C’è una pratica comune a tutti i Dojo in cui si praticano discipline tradizionali giapponesi; una pratica che pur non essendo direttamente collegata ai principi delle Arti praticate, può a buon diritto considerarsi parte integrante della pratica stessa.
Si tratta del Soji, la pulizia degli ambienti del Dojo che dovrebbe essere eseguita al termine di ogni sessione di pratica. Questa pulizia – oltre ad avere una evidente utilità pratica – ha anche un profondo significato simbolico e per questo andrebbe effettuata da tutti i presenti, dal principiante ultimo arrivate ai praticanti più anziani, nessuno escluso.
Pulizia esterna e interna
Come sempre, analizzare i caratteri che compongono il termine che che stiamo esaminando ci fornisce interessanti indicazioni; Soji è composto da due kanji 掃除, a loro volta composti da due radicali. Soji può essere tradotto come “spazzare, spolverare, strofinare” ed esprime quindi il concetto di pulire un oggetto o un ambiente.
Il primo carattere 掃 (Sō), preso singolarmente può anche lui essere tradotto come “spazzare” ed è un composto ideogrammico ottenuto affiancando il pittogramma 手(Te) che rappresenta una mano con il pittogramma 帚 (Sō) che riproduce invece l’immagine di una ramazza posta in verticale con il manico in basso e le setole in alto. Un carattere quindi che in tutta evidenza esprime anche visivamente l’idea di impugnare una scopa e pulire un pavimento, anche se in tempi più recenti è usato per indicare la scansione elettronica di un documento..
Il secondo kanji è 除 (Ji) e può essere tradotto come “rimuovere” ma anche “dividere” o “spogliarsi”; si tratta di un composto fono-semantico ottenuto con il radicale阜 (Bo) che indica un tumulo, uno sbarramento o una diga ed il carattere 余 (yo) che esprime i significati di “oltre, troppo, ciò che avanza” ma anche di “me stesso”, poiché deriva da una serie di caratteri cinesi che i re della dinastia Shang usavano per per riferirsi a se stessi.
Dalla pulizia alla purificazione
Quindi 掃除 potremo tradurlo sia come “spazzare ciò che è di troppo, eliminare ciò che non serve” ma anche come “pulire me stesso”, con implicazioni simboliche che sarebbe superfluo approfondire.
Questo secondo significato è confermato dalla origine del Sojo, che è appunto un antico rituale di pulizia del luogo di pratica delle discipline tradizionali, marziali e non solo.
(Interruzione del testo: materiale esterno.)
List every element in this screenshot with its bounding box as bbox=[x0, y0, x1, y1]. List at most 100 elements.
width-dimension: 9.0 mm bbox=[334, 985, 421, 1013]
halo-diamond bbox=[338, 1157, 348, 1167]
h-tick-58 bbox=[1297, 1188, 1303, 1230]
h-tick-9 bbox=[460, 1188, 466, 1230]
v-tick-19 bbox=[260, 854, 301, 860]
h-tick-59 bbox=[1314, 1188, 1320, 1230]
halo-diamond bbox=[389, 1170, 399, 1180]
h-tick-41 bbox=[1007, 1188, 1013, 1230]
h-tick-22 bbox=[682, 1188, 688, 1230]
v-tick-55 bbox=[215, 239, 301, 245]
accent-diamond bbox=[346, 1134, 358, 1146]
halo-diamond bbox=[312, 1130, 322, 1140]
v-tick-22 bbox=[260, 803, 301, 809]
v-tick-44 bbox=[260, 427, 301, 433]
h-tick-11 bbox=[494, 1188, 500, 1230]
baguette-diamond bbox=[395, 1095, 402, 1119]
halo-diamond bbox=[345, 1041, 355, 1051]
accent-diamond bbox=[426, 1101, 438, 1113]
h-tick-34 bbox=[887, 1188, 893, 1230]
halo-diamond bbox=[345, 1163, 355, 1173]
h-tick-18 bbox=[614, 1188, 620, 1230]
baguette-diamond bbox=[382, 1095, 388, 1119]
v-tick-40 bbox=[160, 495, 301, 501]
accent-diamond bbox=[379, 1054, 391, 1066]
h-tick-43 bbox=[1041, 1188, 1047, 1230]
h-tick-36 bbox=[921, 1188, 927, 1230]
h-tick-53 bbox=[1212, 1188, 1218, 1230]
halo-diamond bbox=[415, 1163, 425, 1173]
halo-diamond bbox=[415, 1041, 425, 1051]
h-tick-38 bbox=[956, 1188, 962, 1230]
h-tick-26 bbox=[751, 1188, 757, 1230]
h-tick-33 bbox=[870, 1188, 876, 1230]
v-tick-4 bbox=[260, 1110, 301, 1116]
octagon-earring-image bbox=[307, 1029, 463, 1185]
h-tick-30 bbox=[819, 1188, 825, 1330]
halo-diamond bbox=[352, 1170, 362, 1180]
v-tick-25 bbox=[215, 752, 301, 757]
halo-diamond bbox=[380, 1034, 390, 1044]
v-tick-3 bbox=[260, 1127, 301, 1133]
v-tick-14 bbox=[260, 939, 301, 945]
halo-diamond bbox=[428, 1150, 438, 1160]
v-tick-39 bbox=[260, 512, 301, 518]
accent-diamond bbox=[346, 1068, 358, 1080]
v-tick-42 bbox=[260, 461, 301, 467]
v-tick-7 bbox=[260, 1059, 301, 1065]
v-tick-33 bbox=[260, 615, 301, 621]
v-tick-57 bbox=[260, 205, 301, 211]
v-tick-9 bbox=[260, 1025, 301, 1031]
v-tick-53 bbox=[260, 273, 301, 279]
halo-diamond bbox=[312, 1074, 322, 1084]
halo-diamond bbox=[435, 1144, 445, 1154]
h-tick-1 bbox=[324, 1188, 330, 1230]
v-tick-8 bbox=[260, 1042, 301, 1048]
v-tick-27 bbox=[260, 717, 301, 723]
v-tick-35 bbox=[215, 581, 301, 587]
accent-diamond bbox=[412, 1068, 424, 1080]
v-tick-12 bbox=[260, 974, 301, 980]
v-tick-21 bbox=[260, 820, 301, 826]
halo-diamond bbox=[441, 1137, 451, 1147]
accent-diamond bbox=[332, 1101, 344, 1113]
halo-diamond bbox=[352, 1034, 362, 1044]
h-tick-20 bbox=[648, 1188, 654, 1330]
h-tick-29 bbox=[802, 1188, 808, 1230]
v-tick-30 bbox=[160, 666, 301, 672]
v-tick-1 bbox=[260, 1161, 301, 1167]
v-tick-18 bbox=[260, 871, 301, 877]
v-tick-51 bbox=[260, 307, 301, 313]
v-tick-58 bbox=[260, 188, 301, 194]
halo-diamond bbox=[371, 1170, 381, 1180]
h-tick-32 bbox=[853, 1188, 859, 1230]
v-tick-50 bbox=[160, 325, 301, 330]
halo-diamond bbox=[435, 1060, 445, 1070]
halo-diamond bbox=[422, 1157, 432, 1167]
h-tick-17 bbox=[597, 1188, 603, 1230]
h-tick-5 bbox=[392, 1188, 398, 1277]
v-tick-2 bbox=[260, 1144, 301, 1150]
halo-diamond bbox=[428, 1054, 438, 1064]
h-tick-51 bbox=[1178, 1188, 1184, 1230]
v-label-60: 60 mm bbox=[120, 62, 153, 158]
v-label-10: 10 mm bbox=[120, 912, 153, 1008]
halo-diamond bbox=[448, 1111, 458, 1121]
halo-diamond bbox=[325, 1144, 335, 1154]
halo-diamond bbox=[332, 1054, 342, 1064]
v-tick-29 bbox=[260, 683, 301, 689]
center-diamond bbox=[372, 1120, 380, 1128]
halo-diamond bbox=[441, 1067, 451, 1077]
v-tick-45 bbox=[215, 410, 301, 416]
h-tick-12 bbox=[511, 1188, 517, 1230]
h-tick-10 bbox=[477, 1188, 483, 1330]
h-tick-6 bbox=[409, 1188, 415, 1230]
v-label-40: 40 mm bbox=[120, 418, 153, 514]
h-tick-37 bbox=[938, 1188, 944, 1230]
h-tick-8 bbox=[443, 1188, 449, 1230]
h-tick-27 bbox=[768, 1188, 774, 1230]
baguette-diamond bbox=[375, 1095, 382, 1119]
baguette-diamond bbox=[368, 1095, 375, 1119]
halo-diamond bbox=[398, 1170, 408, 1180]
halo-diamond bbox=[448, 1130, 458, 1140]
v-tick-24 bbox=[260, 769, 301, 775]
Si tratta di una vera e propria pulizia rituale, eseguita non solo nei Dojo tradizionali, ma anche nelle scuole pubbliche e non di rado anche negli uffici ed in altri luoghi di lavoro. Una pratica balzata agli onori della cronaca in occasione delle ultime competizioni calcistiche internazionali, in cui i giocatori nipponici lasciavano i loro spogliatoi completamente puliti ed in perfetto ordine.
Si tratta di una pratica che affonda le sue radici nello Zen e nello Shinto, nella convinzione che l’ottenimento della purezza spirituale e la chiarezza mentale è direttamente correlata con la pulizia materiale.
Tutti per Uno
Nella pratica, al termine di ogni sessione di pratica, tutti i presenti (o – nel caso di strutture relativamente piccole – solo alcuni volontari) puliscono il tatami usando scope o appositi stracci. Come detto – oltre alla evidente utilità pratica – questa attività è considerata particolarmente utile per la crescita e la formazione dell’individuo nel percorso intrapreso, un modo per controllare il proprio Ego, per esprimere il proprio interesse al bene comune e la cura per ciò che viene lasciato a chi verrà dopo.
Per questo motivo, tutti i presenti partecipano al Soji, indipendentemente dal loro grado ed anzianità di pratica; sebbene spesso sia eseguita dai praticanti novizi, è bene che anche i più esperti diano il loro contributo, poiché nel Dojo ciascuno è parte integrante della pratica comune.
Particolarmente importante è poi il Soji che viene eseguito in occasione di momenti quali la ripresa delle lezioni dopo la pausa estiva o all’inizio del nuovo anno. In questo caso, oltre alla pulizia eseguita quotidianamente, tutto il Dojo – dal Kamiza agli spogliatoi – è oggetto di una accurata pulizia, a significare l’idea di voler mettere da parte ciò che è passato per lasciare spazio a ciò che verrà, come mirabilmente raccontato nell’aneddoto della tazza di tè offerta da un maestro Zen ad un professore universitario occidentale.